Driving While Using Medical Marijuana Not Necessarily Illegal in Michigan

10 years, 11 months ago - 27 May 2013, Autoblog
Driving While Using Medical Marijuana Not Necessarily Illegal in Michigan
It's going to be a while before we've figured out our brave new marijuana-approved world.

The next lesson comes courtesy of the Michigan Supreme Court, which has reportedly ruled that it isn't necessarily against the law for a medical marijuana user to drive with the drug in their system. The ruling comes after motorist Rodney Koon was busted for doing 83 miles per hour in a 55-mph zone and tested positive for "internal possession of marijuana."

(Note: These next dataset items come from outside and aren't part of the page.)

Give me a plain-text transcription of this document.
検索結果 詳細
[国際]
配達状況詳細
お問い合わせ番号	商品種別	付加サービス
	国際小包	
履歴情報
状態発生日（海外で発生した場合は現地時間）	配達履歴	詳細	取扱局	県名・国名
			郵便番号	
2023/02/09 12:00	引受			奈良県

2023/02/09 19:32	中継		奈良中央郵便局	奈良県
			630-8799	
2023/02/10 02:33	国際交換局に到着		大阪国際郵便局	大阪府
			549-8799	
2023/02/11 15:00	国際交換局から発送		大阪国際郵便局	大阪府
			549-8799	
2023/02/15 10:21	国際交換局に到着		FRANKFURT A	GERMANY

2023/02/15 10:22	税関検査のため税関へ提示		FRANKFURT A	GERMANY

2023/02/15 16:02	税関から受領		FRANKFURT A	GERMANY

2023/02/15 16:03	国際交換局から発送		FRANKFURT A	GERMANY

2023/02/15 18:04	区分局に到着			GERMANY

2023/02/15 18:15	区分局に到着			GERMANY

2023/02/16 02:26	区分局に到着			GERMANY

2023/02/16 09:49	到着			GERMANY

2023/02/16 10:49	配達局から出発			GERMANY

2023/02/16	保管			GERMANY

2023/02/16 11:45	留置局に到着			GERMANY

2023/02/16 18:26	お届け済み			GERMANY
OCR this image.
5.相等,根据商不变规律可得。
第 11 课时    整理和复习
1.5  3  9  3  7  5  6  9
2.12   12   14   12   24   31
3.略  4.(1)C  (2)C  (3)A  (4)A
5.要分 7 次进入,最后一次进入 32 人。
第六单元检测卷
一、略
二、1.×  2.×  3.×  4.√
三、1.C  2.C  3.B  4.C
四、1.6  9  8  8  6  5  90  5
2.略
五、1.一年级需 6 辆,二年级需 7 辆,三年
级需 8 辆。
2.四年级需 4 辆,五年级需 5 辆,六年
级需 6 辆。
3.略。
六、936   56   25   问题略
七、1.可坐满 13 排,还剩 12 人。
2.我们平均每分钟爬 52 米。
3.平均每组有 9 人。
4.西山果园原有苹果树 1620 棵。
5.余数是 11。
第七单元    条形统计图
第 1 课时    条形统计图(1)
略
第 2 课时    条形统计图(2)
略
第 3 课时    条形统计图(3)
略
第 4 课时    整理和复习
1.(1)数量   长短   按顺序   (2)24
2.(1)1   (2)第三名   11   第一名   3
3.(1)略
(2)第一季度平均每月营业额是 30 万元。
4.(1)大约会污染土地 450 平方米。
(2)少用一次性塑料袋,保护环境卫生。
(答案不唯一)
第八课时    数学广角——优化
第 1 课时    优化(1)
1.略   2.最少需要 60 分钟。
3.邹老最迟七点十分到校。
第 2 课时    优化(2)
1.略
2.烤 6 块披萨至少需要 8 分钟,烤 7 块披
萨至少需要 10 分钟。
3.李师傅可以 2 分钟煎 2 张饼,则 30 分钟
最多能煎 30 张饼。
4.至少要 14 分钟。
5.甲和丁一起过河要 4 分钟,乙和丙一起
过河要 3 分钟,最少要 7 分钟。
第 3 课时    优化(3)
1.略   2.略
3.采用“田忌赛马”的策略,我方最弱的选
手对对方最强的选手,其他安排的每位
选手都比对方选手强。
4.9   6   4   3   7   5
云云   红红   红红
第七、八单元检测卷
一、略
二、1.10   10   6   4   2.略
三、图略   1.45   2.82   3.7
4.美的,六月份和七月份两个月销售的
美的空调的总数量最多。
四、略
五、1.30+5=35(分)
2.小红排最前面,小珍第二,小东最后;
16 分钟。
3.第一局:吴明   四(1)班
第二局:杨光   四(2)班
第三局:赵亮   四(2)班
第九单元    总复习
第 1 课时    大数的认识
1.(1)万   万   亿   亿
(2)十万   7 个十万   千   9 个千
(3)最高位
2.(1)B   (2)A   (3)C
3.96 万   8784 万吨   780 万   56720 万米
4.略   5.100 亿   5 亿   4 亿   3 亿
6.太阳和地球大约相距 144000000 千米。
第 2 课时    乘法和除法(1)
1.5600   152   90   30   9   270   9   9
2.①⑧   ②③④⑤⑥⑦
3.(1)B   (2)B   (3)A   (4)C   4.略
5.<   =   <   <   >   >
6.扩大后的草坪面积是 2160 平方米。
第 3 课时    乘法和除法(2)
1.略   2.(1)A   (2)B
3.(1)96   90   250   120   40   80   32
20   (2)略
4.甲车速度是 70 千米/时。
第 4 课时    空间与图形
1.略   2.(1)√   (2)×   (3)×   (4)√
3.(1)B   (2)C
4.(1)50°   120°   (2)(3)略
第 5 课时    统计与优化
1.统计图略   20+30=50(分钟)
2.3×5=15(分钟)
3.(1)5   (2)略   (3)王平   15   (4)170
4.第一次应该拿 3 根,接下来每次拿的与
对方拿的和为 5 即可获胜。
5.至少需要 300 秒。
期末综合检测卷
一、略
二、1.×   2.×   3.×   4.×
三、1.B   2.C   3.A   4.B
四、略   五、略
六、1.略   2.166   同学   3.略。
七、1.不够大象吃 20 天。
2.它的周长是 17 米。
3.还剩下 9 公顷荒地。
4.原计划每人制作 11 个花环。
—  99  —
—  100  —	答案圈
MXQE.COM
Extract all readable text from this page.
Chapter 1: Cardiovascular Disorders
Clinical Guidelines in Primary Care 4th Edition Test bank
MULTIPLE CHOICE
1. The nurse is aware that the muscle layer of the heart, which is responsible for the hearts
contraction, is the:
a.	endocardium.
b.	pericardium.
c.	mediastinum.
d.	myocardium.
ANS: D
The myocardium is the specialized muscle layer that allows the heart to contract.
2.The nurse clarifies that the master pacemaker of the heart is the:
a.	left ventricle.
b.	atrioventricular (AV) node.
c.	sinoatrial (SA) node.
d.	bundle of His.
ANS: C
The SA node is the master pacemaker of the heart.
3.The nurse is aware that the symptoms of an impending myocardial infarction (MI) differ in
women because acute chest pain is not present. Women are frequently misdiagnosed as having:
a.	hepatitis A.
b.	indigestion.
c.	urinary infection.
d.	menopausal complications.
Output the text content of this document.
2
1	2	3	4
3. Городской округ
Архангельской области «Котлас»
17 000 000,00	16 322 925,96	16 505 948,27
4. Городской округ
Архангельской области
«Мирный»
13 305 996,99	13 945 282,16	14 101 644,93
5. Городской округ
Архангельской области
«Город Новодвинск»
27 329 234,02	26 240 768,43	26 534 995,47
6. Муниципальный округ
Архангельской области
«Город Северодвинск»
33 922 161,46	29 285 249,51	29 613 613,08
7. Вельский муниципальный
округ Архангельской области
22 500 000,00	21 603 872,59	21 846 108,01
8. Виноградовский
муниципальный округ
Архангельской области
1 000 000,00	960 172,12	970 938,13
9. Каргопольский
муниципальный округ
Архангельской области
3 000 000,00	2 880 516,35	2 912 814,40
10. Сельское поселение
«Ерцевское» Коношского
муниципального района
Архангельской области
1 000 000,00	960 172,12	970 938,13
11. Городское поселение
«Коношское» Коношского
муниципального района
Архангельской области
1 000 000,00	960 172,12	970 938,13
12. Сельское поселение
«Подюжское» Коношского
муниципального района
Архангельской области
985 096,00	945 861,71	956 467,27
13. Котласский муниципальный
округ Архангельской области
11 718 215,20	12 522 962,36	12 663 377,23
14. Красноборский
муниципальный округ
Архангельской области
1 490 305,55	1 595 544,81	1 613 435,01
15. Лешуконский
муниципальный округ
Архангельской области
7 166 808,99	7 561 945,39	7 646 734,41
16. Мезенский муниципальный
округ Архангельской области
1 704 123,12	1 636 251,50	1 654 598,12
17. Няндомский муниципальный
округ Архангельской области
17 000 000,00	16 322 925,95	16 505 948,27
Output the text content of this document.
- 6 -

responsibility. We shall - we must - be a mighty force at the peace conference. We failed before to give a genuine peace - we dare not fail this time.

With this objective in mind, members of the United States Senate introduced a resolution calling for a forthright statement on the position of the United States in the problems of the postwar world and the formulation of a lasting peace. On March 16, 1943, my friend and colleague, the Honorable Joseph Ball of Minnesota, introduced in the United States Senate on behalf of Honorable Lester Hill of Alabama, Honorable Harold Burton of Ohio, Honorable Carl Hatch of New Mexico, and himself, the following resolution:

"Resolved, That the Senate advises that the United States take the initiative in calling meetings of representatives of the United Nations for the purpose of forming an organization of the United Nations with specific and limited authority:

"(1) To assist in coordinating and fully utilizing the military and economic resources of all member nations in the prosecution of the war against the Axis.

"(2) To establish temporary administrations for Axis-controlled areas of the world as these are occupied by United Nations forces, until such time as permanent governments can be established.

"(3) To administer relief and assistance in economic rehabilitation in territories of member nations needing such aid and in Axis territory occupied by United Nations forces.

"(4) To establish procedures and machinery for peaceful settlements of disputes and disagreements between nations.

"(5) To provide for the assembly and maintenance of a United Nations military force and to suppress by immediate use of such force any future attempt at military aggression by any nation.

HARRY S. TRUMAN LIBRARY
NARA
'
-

Koon said it had been at least six hours since he "used his medicine," and the blood test registered 10 nanograms per milliliter of the active ingredient in marijuana, THC. The 86th District Court in Grand Traverse County, MI, US – the county where Koon was caught – ruled that it took five times that amount to declare a person stoned.

But that was the ruling of a single court. The problem for the Michigan Supreme Court justices was that the state of Michigan hasn't explicitly identified the threshold for being under the influence marijuana, the same way it usually takes a blood-alcohol level of at least .08 to be considered under the influence of alcohol, and charged with driving while intoxicated. The vagaries pitted the state's Zero Tolerance policy against the protections accorded by Michigan's Medical Marijuana Act, and the Zero Tolerance policy lost. We imagine there'll be a rematch – yet another one – soon enough.